Cohee and his codefendant, Evan Knox, were both 16 when the slaying occurred. Dressed in the orange jumpsuits of jailhouse inmates and wearing both wrist and ankle shackles the former Ardmore High School students were escorted into the Carter County Courthouse for initial appearances just days after the murder. The two calmly and quietly listened as the judge told them they had a right  to a preliminary hearing, as well as a trial deliberated by 12 jurors. But the calm exterior began to dissolve as the judge read the contents of the first-degree murder charge filed against them. Knox began to shake his head no and the teens’ show of emotion began to match those of several of members of their families and supporters who filled the courtroom, as the judge detailed the charge.
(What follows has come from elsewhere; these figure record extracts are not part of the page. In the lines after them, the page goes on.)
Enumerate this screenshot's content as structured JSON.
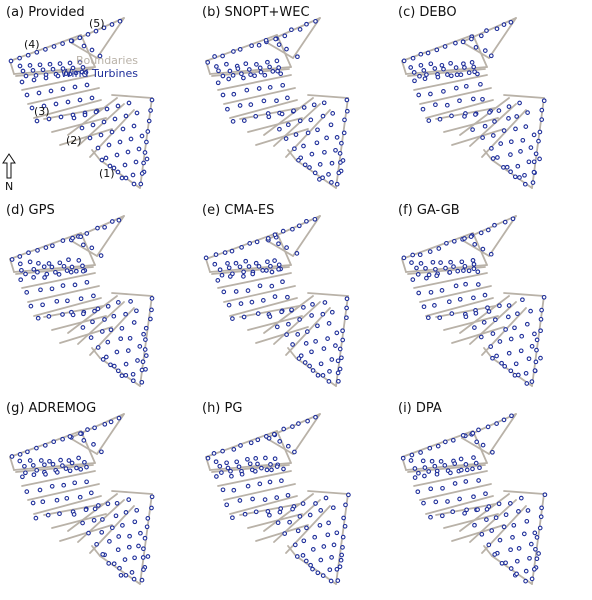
{
  "panels": [
    {
      "id": "a",
      "title": "(a) Provided"
    },
    {
      "id": "b",
      "title": "(b) SNOPT+WEC"
    },
    {
      "id": "c",
      "title": "(c) DEBO"
    },
    {
      "id": "d",
      "title": "(d) GPS"
    },
    {
      "id": "e",
      "title": "(e) CMA-ES"
    },
    {
      "id": "f",
      "title": "(f) GA-GB"
    },
    {
      "id": "g",
      "title": "(g) ADREMOG"
    },
    {
      "id": "h",
      "title": "(h) PG"
    },
    {
      "id": "i",
      "title": "(i) DPA"
    }
  ],
  "region_labels": [
    "(1)",
    "(2)",
    "(3)",
    "(4)",
    "(5)"
  ],
  "legend": {
    "boundaries": "Boundaries",
    "turbines": "Wind Turbines"
  },
  "north_label": "N",
  "colors": {
    "boundary": "#b9b2a8",
    "turbine": "#1f2f9a",
    "text": "#111111"
  }
}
The duo was ordered bound over for trial on a charge of
first-degree murder following a preliminary hearing in December. But two months later, District Attorney Craig Ladd dropped the charge against Knox citing “newly discovered evidence.” Ladd said the new information indicates “reasonable doubt exists as to whether Knox knew of Cohee’s intentions to shoot the victim prior to his firing the fatal shot.”
Cohee, remained charged with first-degree murder in connection with Stoliby’s death. The charge accused him of approaching the back door of Stoliby’s residence, knocking on the door, and when Stoliby came to the door and opened it, shooting him in the head with a .25 caliber handgun “… with malice aforethought and a premeditated design …”  Cohee had continued to be detained on a $1 million bond in a LeFlore County Juvenile Detention Center pending what was to be a pretrial conference originally set for Wednesday. Instead the 17-year-old entered the plea.
Ladd said at sentencing the state will recommend a 25 year sentence with 5 years suspended. Cohee would be required to serve 85 percent of the jail time before being eligible for parole.
“I will reserve further comment until formal sentencing,” Ladd said.